As the final lab assignment for our Concurrent Programming module, we were asked to optimize matrix multiplication. C++ was set as the language and Linux was set as the environment for this task. The tasks for this lab assignment were as follows:
- Write a naive sequential program to perform matrix multiplication on a n x n matrix containing double precision values. The matrices were to be filled with random double values. Only the time taken for the actual multiplication part was to be recorded.
- Identify a C++ library for Linux environment which supports parallel for loops and write a parallelized version of the above program.
- Running the above 2 versions of matrix multiplication for matrix sizes of n = 100 to n = 1000 in increments of 100 and record the time taken for each of these executions.

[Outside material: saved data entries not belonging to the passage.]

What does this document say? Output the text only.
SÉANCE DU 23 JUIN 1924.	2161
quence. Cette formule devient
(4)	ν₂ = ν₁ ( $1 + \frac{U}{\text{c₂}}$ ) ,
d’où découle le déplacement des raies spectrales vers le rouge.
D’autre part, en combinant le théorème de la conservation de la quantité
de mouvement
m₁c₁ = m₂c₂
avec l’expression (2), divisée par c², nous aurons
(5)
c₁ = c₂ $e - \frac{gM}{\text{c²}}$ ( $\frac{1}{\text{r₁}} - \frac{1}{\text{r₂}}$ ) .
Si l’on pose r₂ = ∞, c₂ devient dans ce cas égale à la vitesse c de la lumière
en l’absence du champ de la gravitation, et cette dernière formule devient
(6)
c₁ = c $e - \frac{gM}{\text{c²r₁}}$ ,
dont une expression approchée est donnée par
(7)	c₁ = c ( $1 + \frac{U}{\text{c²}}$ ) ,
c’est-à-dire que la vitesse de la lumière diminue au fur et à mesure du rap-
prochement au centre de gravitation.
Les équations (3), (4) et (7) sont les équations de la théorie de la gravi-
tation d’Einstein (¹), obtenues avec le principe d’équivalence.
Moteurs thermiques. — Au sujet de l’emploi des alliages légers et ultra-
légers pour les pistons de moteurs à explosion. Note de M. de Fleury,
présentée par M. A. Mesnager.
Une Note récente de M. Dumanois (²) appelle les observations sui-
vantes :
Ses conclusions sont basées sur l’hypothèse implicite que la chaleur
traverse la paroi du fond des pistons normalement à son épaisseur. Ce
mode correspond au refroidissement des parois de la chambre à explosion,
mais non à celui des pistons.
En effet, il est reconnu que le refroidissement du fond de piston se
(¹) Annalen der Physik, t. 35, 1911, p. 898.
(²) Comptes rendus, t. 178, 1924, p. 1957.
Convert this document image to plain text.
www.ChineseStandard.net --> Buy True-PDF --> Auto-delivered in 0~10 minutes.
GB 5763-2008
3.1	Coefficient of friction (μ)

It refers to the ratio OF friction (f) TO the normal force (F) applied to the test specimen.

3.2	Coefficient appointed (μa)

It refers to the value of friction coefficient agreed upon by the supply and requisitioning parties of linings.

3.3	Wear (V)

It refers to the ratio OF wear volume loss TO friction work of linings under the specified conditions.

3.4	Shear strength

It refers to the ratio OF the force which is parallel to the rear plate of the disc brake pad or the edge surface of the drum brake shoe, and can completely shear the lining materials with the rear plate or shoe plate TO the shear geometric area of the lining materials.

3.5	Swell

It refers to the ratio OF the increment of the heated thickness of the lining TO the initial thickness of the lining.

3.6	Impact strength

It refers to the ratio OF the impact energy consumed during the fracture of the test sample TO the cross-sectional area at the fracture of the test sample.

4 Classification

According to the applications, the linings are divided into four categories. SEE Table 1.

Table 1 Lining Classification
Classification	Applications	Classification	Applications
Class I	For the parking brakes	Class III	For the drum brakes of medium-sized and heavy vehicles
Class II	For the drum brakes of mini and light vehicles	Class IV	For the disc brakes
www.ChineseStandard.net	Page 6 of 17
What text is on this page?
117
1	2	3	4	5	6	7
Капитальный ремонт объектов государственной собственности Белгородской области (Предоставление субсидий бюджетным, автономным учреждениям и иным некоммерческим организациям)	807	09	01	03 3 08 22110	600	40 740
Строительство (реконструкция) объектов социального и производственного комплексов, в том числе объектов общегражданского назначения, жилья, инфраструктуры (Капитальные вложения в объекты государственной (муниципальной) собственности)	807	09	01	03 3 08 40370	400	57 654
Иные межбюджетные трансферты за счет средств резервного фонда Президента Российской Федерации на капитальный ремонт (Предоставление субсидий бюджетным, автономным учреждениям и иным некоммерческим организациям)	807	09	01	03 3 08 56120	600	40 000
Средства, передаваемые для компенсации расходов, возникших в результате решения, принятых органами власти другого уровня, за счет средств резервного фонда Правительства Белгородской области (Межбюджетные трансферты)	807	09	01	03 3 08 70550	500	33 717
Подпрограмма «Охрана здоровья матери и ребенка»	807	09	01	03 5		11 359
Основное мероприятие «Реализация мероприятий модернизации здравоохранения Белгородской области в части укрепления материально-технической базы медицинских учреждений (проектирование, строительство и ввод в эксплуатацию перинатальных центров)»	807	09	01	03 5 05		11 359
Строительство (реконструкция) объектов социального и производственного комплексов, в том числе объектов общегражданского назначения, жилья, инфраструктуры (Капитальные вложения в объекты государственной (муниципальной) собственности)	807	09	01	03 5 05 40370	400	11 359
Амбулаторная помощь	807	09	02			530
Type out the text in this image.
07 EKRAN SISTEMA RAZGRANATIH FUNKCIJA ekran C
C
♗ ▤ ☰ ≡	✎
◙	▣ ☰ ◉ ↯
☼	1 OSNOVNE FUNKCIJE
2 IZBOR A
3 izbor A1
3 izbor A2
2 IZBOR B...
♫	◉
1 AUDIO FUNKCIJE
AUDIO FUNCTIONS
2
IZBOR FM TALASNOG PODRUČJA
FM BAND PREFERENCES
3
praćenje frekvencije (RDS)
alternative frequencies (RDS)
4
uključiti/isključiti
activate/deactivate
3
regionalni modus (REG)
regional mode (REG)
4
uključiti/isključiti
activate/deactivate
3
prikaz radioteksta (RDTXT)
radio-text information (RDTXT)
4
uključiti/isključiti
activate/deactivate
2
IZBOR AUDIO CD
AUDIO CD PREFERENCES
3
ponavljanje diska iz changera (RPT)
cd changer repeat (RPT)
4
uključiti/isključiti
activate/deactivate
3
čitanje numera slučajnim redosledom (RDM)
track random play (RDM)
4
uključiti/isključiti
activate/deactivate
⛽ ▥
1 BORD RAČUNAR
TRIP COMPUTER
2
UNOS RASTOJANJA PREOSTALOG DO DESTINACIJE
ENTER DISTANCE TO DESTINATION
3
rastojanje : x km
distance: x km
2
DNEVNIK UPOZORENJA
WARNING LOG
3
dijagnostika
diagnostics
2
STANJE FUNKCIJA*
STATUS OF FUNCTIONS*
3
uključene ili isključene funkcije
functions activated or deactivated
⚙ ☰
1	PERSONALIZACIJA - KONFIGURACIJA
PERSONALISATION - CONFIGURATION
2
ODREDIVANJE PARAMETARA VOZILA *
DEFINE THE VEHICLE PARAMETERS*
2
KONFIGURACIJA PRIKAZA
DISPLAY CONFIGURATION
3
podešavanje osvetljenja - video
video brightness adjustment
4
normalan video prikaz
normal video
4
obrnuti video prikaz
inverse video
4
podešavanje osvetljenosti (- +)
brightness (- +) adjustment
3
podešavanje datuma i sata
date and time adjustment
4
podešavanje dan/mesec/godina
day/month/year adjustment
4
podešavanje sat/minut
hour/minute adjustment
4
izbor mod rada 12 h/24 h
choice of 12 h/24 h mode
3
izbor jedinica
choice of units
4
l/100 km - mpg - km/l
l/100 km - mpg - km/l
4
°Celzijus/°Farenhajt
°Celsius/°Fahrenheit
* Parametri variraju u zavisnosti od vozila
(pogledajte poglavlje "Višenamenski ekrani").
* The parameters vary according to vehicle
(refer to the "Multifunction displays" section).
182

- We were then supposed to look in to ways to optimize matrix multiplication taking the processor architecture into account as well and come up with a 3rd version of the matrix multiplication making use of both parallel for loops and various optimization techniques.
The full source code of this project can be found here: https://github.com/pubudu91/mm-optimization
Naive Sequential Version
For this, the standard matrix multiplication algorithm was used. If the matrices are called A, B and C,
|for (int i = 0; i < n; i++)|
|for (int j = 0; j < n; j++)|
|for (int k = 0; k < n; k++)|
|C[i][j] += A[i][k] * B[k][j];|